N is for The Narrator (x2)

N
[Loz]

[reading from dictionary] Emotion: Agitation or disturbance of mind; vehement or excited mental state.” It is also a powerful and irrational master. And from what Magenta and Columbia eagerly viewed on their television monitor, there seemed little doubt that Janet was indeed… its slave.

OK as a heads up it isn’t an error we are both talking about Narrators today, but Michelle’s will be far less suspendery than mine. Mine will also be a tiny bit sweary

The Narrator from The Rocky Horror Picture Show is a hard character to write about if you’ve seen the live version. I am now on my fourth Rocky Horror Show and have never not loved my Narrators. All of the roles in the live shows are interactive as the cult of Rocky Horror draws in the audience with cries of ‘Slut’ and ‘Arsehole’ about Brad and Janet, thrown rice and even water pistol rain

The role of the Narrator in Rocky Horror is to allow and facilitate audience participation, roll with the punches and give as good as he gets. All while looking fabulous and keeping completely flexible. In essence the Narrator is never the same character twice, he is simply an actor, choosing a persona and running with it, and I have never seen one who isn’t fabulous.

[Mich]

H.G. Wells’ ‘The War of the Worlds’ is told from the point-of-view of an unnamed narrator. The Narrator is a journalist and an educated man, particularly in the field of science. Wells’ Narrator deals mainly in the facts of the invasion and recounts it all in past tense. Yes, we know the Narrator clearly survives the attack but his reigned in emotional account sets well for disaster-narration.

In the book, the Narrator not only recounts his own experiences with the martian invaders but also that of his brother – who seems much more heroic than the Narrator, whether this is apt or just that the Narrator is telling it in his brother’s words, it’s unclear but through it we learn how London fared. He also tells some of the account from an almost third person point of view, where he talks about the events on a broader scale, events and experiences that he wouldn’t have known or had himself. But then, the Narrator IS a journalist, he probably just collated it from people he met during or after.

Ignoring the two US-set films (when are we getting a proper UK-set film?), in Jeff Wayne’s Musical version of ‘The War of the Worlds’ he takes the Narrator role and merges him with the brother, labelling him ‘The Journalist’ and creating a character that we can engage fully with.
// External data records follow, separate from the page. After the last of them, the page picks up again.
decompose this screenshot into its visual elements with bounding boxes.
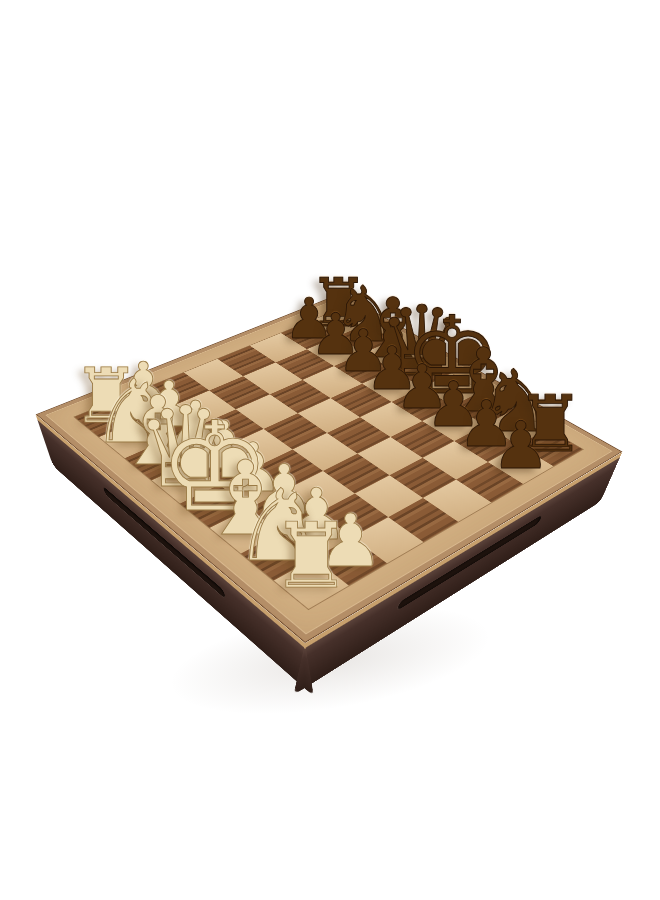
white-rook-h1[interactable]: ♜ (266, 511, 357, 602)
pieces-layer: ♜♞♝♛♚♝♞♜♟♟♟♟♟♟♟♟♟♟♟♟♟♟♟♟♜♞♝♛♚♝♞♜ (0, 0, 660, 900)
black-pawn-h7[interactable]: ♟ (488, 413, 553, 478)
product-photo-page: ♜♞♝♛♚♝♞♜♟♟♟♟♟♟♟♟♟♟♟♟♟♟♟♟♜♞♝♛♚♝♞♜ (0, 0, 660, 900)
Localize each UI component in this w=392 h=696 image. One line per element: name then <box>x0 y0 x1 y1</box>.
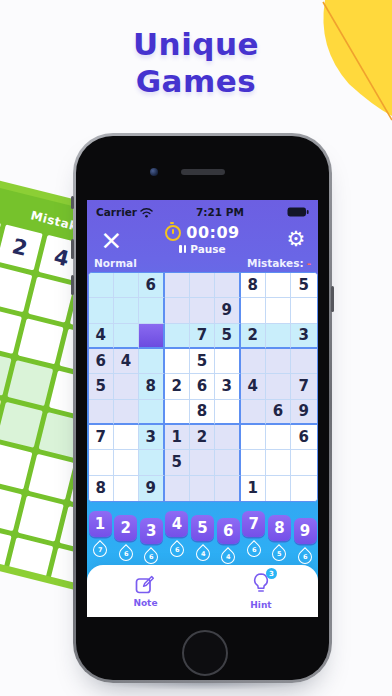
sudoku-cell[interactable] <box>266 324 291 349</box>
numpad-button-7[interactable]: 7 <box>242 511 265 537</box>
sudoku-cell[interactable] <box>241 298 266 323</box>
sudoku-grid: 6859475236455826347869731265891 <box>88 272 318 502</box>
numpad-button-9[interactable]: 9 <box>294 518 317 544</box>
remaining-count-badge: 6 <box>116 544 136 564</box>
timer-block: 00:09 Pause <box>131 223 274 255</box>
volume-down-button <box>71 275 74 295</box>
decor-cell <box>7 360 53 406</box>
pencil-square-icon <box>134 574 156 596</box>
sudoku-cell[interactable] <box>139 450 164 475</box>
sudoku-cell[interactable] <box>165 324 190 349</box>
sudoku-cell[interactable] <box>89 298 114 323</box>
sudoku-cell[interactable] <box>241 400 266 425</box>
sudoku-cell[interactable]: 9 <box>291 400 316 425</box>
sudoku-cell[interactable] <box>139 298 164 323</box>
decor-cell <box>18 496 64 542</box>
remaining-count-badge: 4 <box>193 544 213 564</box>
pause-button[interactable]: Pause <box>179 243 225 255</box>
mistakes-label: Mistakes: <box>247 257 304 269</box>
decor-cell <box>7 537 53 583</box>
clock-label: 7:21 PM <box>196 206 244 218</box>
sudoku-cell[interactable] <box>266 374 291 399</box>
sudoku-cell[interactable]: 8 <box>190 400 215 425</box>
sudoku-cell[interactable]: 2 <box>165 374 190 399</box>
decor-cell <box>0 443 32 489</box>
sudoku-cell[interactable] <box>190 476 215 501</box>
sudoku-cell[interactable]: 5 <box>165 450 190 475</box>
decor-cell <box>28 277 74 323</box>
sudoku-cell[interactable] <box>165 298 190 323</box>
sudoku-cell[interactable] <box>165 476 190 501</box>
numpad-button-6[interactable]: 6 <box>217 518 240 544</box>
numpad-button-4[interactable]: 4 <box>165 511 188 537</box>
sudoku-cell[interactable] <box>215 450 240 475</box>
pause-label: Pause <box>190 243 225 255</box>
sudoku-cell[interactable] <box>89 400 114 425</box>
sudoku-cell[interactable] <box>266 349 291 374</box>
decor-cell <box>28 454 74 500</box>
sudoku-cell[interactable]: 6 <box>190 374 215 399</box>
sudoku-cell[interactable]: 9 <box>139 476 164 501</box>
sudoku-cell[interactable] <box>291 450 316 475</box>
sudoku-cell[interactable] <box>165 273 190 298</box>
sudoku-cell[interactable] <box>291 298 316 323</box>
sudoku-cell[interactable]: 2 <box>190 425 215 450</box>
sudoku-cell[interactable] <box>114 298 139 323</box>
status-bar: Carrier 7:21 PM <box>87 200 318 222</box>
note-button[interactable]: Note <box>133 574 157 608</box>
carrier-label: Carrier <box>96 206 137 218</box>
title-line-1: Unique <box>0 26 392 63</box>
settings-button[interactable]: ⚙ <box>274 229 318 250</box>
earpiece-speaker <box>181 169 225 175</box>
game-header: × 00:09 Pause ⚙ <box>87 222 318 256</box>
mute-switch <box>71 196 74 209</box>
sudoku-cell[interactable]: 8 <box>139 374 164 399</box>
numpad-button-5[interactable]: 5 <box>191 515 214 541</box>
numpad-button-3[interactable]: 3 <box>140 518 163 544</box>
sudoku-cell[interactable] <box>215 349 240 374</box>
page-title: Unique Games <box>0 26 392 100</box>
sudoku-cell[interactable] <box>266 298 291 323</box>
sudoku-cell[interactable] <box>139 349 164 374</box>
remaining-count-badge: 6 <box>244 540 264 560</box>
pause-icon <box>179 245 186 253</box>
sudoku-cell[interactable] <box>266 273 291 298</box>
decor-cell <box>0 402 43 448</box>
sudoku-cell[interactable]: 6 <box>266 400 291 425</box>
remaining-count-badge: 6 <box>167 540 187 560</box>
numpad-button-8[interactable]: 8 <box>268 515 291 541</box>
numpad-button-1[interactable]: 1 <box>89 511 112 537</box>
sudoku-cell[interactable] <box>165 400 190 425</box>
note-label: Note <box>133 598 157 608</box>
sudoku-cell[interactable] <box>139 400 164 425</box>
sudoku-cell[interactable]: 6 <box>89 349 114 374</box>
sudoku-cell[interactable] <box>215 400 240 425</box>
sudoku-cell[interactable] <box>241 425 266 450</box>
phone-mockup: Carrier 7:21 PM × <box>73 133 332 683</box>
sudoku-cell[interactable] <box>190 273 215 298</box>
sudoku-cell[interactable]: 4 <box>89 324 114 349</box>
sudoku-cell[interactable]: 3 <box>215 374 240 399</box>
sudoku-cell[interactable] <box>266 476 291 501</box>
sudoku-cell[interactable] <box>266 450 291 475</box>
decor-cell <box>0 266 32 312</box>
remaining-count-badge: 4 <box>218 547 238 567</box>
battery-icon <box>287 207 309 217</box>
sudoku-cell[interactable] <box>215 425 240 450</box>
sudoku-cell[interactable]: 8 <box>241 273 266 298</box>
sudoku-cell[interactable]: 8 <box>89 476 114 501</box>
numpad: 172636465464768596 <box>89 511 317 557</box>
sudoku-cell[interactable] <box>114 450 139 475</box>
sudoku-cell[interactable]: 6 <box>139 273 164 298</box>
sudoku-cell[interactable] <box>114 324 139 349</box>
sudoku-cell[interactable]: 5 <box>291 273 316 298</box>
remaining-count-badge: 7 <box>90 540 110 560</box>
sudoku-cell[interactable] <box>266 425 291 450</box>
sudoku-cell[interactable]: 4 <box>241 374 266 399</box>
app-screen: Carrier 7:21 PM × <box>87 200 318 617</box>
front-camera <box>150 168 158 176</box>
hint-count-badge: 3 <box>266 568 277 579</box>
sudoku-cell[interactable] <box>215 476 240 501</box>
sudoku-cell[interactable] <box>139 324 164 349</box>
sudoku-cell[interactable] <box>114 273 139 298</box>
difficulty-label: Normal <box>94 257 137 269</box>
meta-row: Normal Mistakes: - <box>87 256 318 270</box>
hint-button[interactable]: 3 Hint <box>250 572 271 610</box>
sudoku-cell[interactable]: 3 <box>291 324 316 349</box>
decor-cell <box>18 318 64 364</box>
home-button <box>182 630 228 676</box>
sudoku-cell[interactable] <box>114 476 139 501</box>
sudoku-cell[interactable] <box>114 425 139 450</box>
sudoku-cell[interactable]: 5 <box>215 324 240 349</box>
sudoku-cell[interactable] <box>291 476 316 501</box>
title-line-2: Games <box>0 63 392 100</box>
sudoku-cell[interactable]: 7 <box>291 374 316 399</box>
sudoku-cell[interactable] <box>89 273 114 298</box>
wifi-icon <box>140 207 153 218</box>
power-button <box>331 286 334 312</box>
volume-up-button <box>71 239 74 259</box>
sudoku-cell[interactable] <box>190 298 215 323</box>
remaining-count-badge: 6 <box>141 547 161 567</box>
bottom-toolbar: Note 3 Hint <box>87 565 318 617</box>
sudoku-cell[interactable]: 3 <box>139 425 164 450</box>
remaining-count-badge: 5 <box>269 544 289 564</box>
sudoku-cell[interactable] <box>114 374 139 399</box>
numpad-button-2[interactable]: 2 <box>114 515 137 541</box>
sudoku-cell[interactable] <box>241 349 266 374</box>
phone-bezel: Carrier 7:21 PM × <box>76 136 329 680</box>
sudoku-cell[interactable] <box>215 273 240 298</box>
sudoku-cell[interactable]: 7 <box>190 324 215 349</box>
sudoku-cell[interactable] <box>241 450 266 475</box>
sudoku-cell[interactable]: 1 <box>165 425 190 450</box>
sudoku-cell[interactable]: 5 <box>190 349 215 374</box>
close-button[interactable]: × <box>87 226 131 253</box>
remaining-count-badge: 6 <box>295 547 315 567</box>
mistakes-value: - <box>307 257 311 269</box>
sudoku-cell[interactable]: 5 <box>89 374 114 399</box>
sudoku-cell[interactable]: 7 <box>89 425 114 450</box>
sudoku-cell[interactable] <box>291 349 316 374</box>
sudoku-cell[interactable]: 6 <box>291 425 316 450</box>
sudoku-cell[interactable] <box>89 450 114 475</box>
app-store-screenshot: Unique Games Mistakes: 24789 Carrier <box>0 0 392 696</box>
stopwatch-icon <box>165 225 181 241</box>
sudoku-cell[interactable]: 9 <box>215 298 240 323</box>
decor-cell: 2 <box>0 224 43 270</box>
timer-value: 00:09 <box>186 223 239 242</box>
sudoku-cell[interactable]: 4 <box>114 349 139 374</box>
sudoku-cell[interactable] <box>190 450 215 475</box>
sudoku-cell[interactable] <box>165 349 190 374</box>
hint-label: Hint <box>250 600 271 610</box>
sudoku-cell[interactable] <box>114 400 139 425</box>
sudoku-cell[interactable]: 2 <box>241 324 266 349</box>
sudoku-cell[interactable]: 1 <box>241 476 266 501</box>
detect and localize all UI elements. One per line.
Particularly on hearing the captivating voice of Richard Burton grabbing you with those so familiar opening lines…

No one would have believed, in the last years of the Nineteenth century, that human affairs were being watched from the timeless worlds of space.
No one could have dreamed we were being scrutinized, as someone with a microscope studies creatures that swarm and multiply in a drop of water.
Few man even considered the possibility of life on other planets, and yet, across the gulf of space minds immeasurably superior to ours regarded this Earth with envious eyes and, slowly and surely, they drew their plans against us.